Team Ice

Gabriele Sosso: From our perspective, the main challenge was certainly the gap between experiments and simulations, which is a well-known, long-standing issue in the field. The time and length scales involved in our computer simulations are drastically shorter than those characterising the experimental reality. However, we are very pleased to say that the combined efforts of the team have come a long way to fill that gap, thus paving the way for future collaborative work within the entire community. 
 
Kathryn Murray: Cryopreservation is such a multi-disciplinary field, therefore one challenge was making sure we had expertise across a diverse range of research areas. Luckily, we are fortunate to have a very inter-disciplinary group of hardworking, collaborative individuals.  

Dani Ballesteros: Very little was known on the effects of a diversity of plant explants in the formation of clouds and on the chemical/molecular basis of this phenomenon, as well as on the ecological and evolutionary aspects of it for plants. This work is unique in the field, not only for the diversity of species/explants investigated but also for the connections made between atmospheric sciences, plant evolution and distribution and cell cryopreservation. 

Kathryn Murray: I see this technology enabling some of the most exciting developments in modern medicine, such as the use of cell-based therapies. Being able to store large quantities of cell stocks for prolonged periods will allow key research as well as a traceable and effective supply chain for new therapies.  
 
Peter Kilbride: My area is cryopreservation, where this technology will have a large impact. Improving cryopreservation methods will not only increase regenerative medicine and new cancer treatments such as T-cell therapies, it will also allow materials to be preserved and used more widely in research, reducing waste and increasing supply of cells in research. 

Natalia Gonzalez-Martinez: This work will provide the basis for improving the safety and transport of cell-based therapies, aiming to increase patient accessibility to treatment.  
 
James Lapworth: The most immediate applications are being developed through a new spinout company, CryoLogyx Ltd., which is developing cryopreserved pre-plated cells for use in drug discovery and related research fields. These products have the potential to significantly increase the ease and the speed at which cell-based assays can be performed.

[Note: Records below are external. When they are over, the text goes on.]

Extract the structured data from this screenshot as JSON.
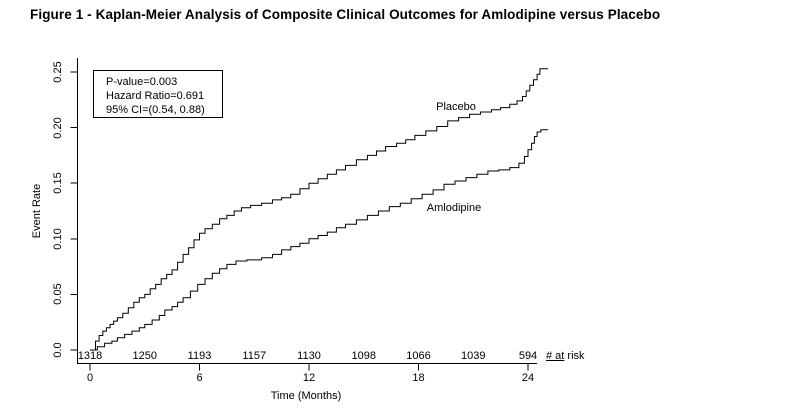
{
  "title": "Figure 1 - Kaplan-Meier Analysis of Composite Clinical Outcomes for Amlodipine versus Placebo",
  "stats_box": {
    "p_value": "P-value=0.003",
    "hazard_ratio": "Hazard Ratio=0.691",
    "ci": "95% CI=(0.54, 0.88)"
  },
  "colors": {
    "curve": "#000000",
    "axis": "#000000",
    "text": "#000000",
    "background": "#ffffff"
  },
  "chart_data": {
    "type": "line",
    "subtype": "kaplan-meier-step",
    "title": "",
    "xlabel": "Time (Months)",
    "ylabel": "Event Rate",
    "xlim": [
      0,
      25.5
    ],
    "ylim": [
      0,
      0.26
    ],
    "x_ticks": [
      0,
      6,
      12,
      18,
      24
    ],
    "y_ticks": [
      {
        "value": 0.0,
        "label": "0.0"
      },
      {
        "value": 0.05,
        "label": "0.05"
      },
      {
        "value": 0.1,
        "label": "0.10"
      },
      {
        "value": 0.15,
        "label": "0.15"
      },
      {
        "value": 0.2,
        "label": "0.20"
      },
      {
        "value": 0.25,
        "label": "0.25"
      }
    ],
    "grid": false,
    "legend_position": "inline-curve-labels",
    "series": [
      {
        "name": "Placebo",
        "points": [
          [
            0,
            0
          ],
          [
            0.3,
            0.008
          ],
          [
            0.5,
            0.013
          ],
          [
            0.7,
            0.017
          ],
          [
            0.9,
            0.02
          ],
          [
            1.1,
            0.023
          ],
          [
            1.3,
            0.026
          ],
          [
            1.5,
            0.029
          ],
          [
            1.8,
            0.033
          ],
          [
            2.1,
            0.038
          ],
          [
            2.4,
            0.043
          ],
          [
            2.7,
            0.047
          ],
          [
            3.0,
            0.05
          ],
          [
            3.3,
            0.055
          ],
          [
            3.6,
            0.059
          ],
          [
            3.9,
            0.064
          ],
          [
            4.2,
            0.068
          ],
          [
            4.5,
            0.072
          ],
          [
            4.8,
            0.079
          ],
          [
            5.1,
            0.086
          ],
          [
            5.4,
            0.092
          ],
          [
            5.7,
            0.099
          ],
          [
            6.0,
            0.105
          ],
          [
            6.3,
            0.109
          ],
          [
            6.7,
            0.113
          ],
          [
            7.1,
            0.118
          ],
          [
            7.5,
            0.121
          ],
          [
            7.9,
            0.125
          ],
          [
            8.3,
            0.128
          ],
          [
            8.8,
            0.13
          ],
          [
            9.4,
            0.132
          ],
          [
            10.0,
            0.135
          ],
          [
            10.5,
            0.137
          ],
          [
            11.0,
            0.14
          ],
          [
            11.5,
            0.145
          ],
          [
            12.0,
            0.15
          ],
          [
            12.5,
            0.154
          ],
          [
            13.0,
            0.158
          ],
          [
            13.5,
            0.162
          ],
          [
            14.0,
            0.166
          ],
          [
            14.6,
            0.171
          ],
          [
            15.2,
            0.175
          ],
          [
            15.7,
            0.179
          ],
          [
            16.2,
            0.183
          ],
          [
            16.8,
            0.186
          ],
          [
            17.3,
            0.189
          ],
          [
            17.8,
            0.193
          ],
          [
            18.4,
            0.197
          ],
          [
            19.0,
            0.201
          ],
          [
            19.6,
            0.206
          ],
          [
            20.2,
            0.209
          ],
          [
            20.8,
            0.212
          ],
          [
            21.4,
            0.214
          ],
          [
            22.0,
            0.216
          ],
          [
            22.5,
            0.218
          ],
          [
            23.0,
            0.221
          ],
          [
            23.4,
            0.224
          ],
          [
            23.7,
            0.228
          ],
          [
            23.9,
            0.233
          ],
          [
            24.1,
            0.238
          ],
          [
            24.3,
            0.243
          ],
          [
            24.5,
            0.248
          ],
          [
            24.65,
            0.253
          ],
          [
            25.1,
            0.253
          ]
        ]
      },
      {
        "name": "Amlodipine",
        "points": [
          [
            0,
            0
          ],
          [
            0.4,
            0.003
          ],
          [
            0.8,
            0.006
          ],
          [
            1.2,
            0.008
          ],
          [
            1.5,
            0.011
          ],
          [
            1.9,
            0.014
          ],
          [
            2.3,
            0.017
          ],
          [
            2.7,
            0.02
          ],
          [
            3.0,
            0.023
          ],
          [
            3.4,
            0.027
          ],
          [
            3.8,
            0.031
          ],
          [
            4.1,
            0.036
          ],
          [
            4.5,
            0.039
          ],
          [
            4.8,
            0.043
          ],
          [
            5.1,
            0.047
          ],
          [
            5.5,
            0.053
          ],
          [
            5.9,
            0.059
          ],
          [
            6.3,
            0.064
          ],
          [
            6.7,
            0.069
          ],
          [
            7.1,
            0.073
          ],
          [
            7.5,
            0.077
          ],
          [
            8.0,
            0.08
          ],
          [
            8.6,
            0.081
          ],
          [
            9.4,
            0.083
          ],
          [
            10.0,
            0.086
          ],
          [
            10.5,
            0.09
          ],
          [
            11.0,
            0.093
          ],
          [
            11.5,
            0.096
          ],
          [
            12.0,
            0.1
          ],
          [
            12.5,
            0.103
          ],
          [
            13.0,
            0.106
          ],
          [
            13.5,
            0.11
          ],
          [
            14.0,
            0.113
          ],
          [
            14.6,
            0.117
          ],
          [
            15.2,
            0.121
          ],
          [
            15.8,
            0.125
          ],
          [
            16.4,
            0.129
          ],
          [
            17.0,
            0.132
          ],
          [
            17.6,
            0.136
          ],
          [
            18.2,
            0.14
          ],
          [
            18.8,
            0.144
          ],
          [
            19.4,
            0.149
          ],
          [
            20.0,
            0.152
          ],
          [
            20.6,
            0.155
          ],
          [
            21.2,
            0.158
          ],
          [
            21.8,
            0.161
          ],
          [
            22.4,
            0.162
          ],
          [
            23.0,
            0.164
          ],
          [
            23.5,
            0.168
          ],
          [
            23.8,
            0.174
          ],
          [
            24.0,
            0.18
          ],
          [
            24.2,
            0.186
          ],
          [
            24.35,
            0.192
          ],
          [
            24.5,
            0.196
          ],
          [
            24.7,
            0.198
          ],
          [
            25.1,
            0.198
          ]
        ]
      }
    ],
    "at_risk": {
      "label_underlined": "# at",
      "label_rest": " risk",
      "months": [
        0,
        3,
        6,
        9,
        12,
        15,
        18,
        21,
        24
      ],
      "counts": [
        1318,
        1250,
        1193,
        1157,
        1130,
        1098,
        1066,
        1039,
        594
      ]
    }
  }
}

Longer term applications also exist in the emerging cell therapy industry and in other high value biological therapeutics. 

Dani Ballesteros: The team has already started to expand the research from pollen – the original project – to fungi and fern spores with some pilot projects and project proposals. I think we will expand into other plant groups (for example, bryophytes). I also think the number of species researched in each plant group will increase, as this will give us a better picture of the ice nucleation trait over ecological and phylogenetical aspects. Having this wide range of living organisms across kingdoms may also uncover a diverse set of molecules involved in ice nucleation, which will need deep chemical characterization and may lead to new applications.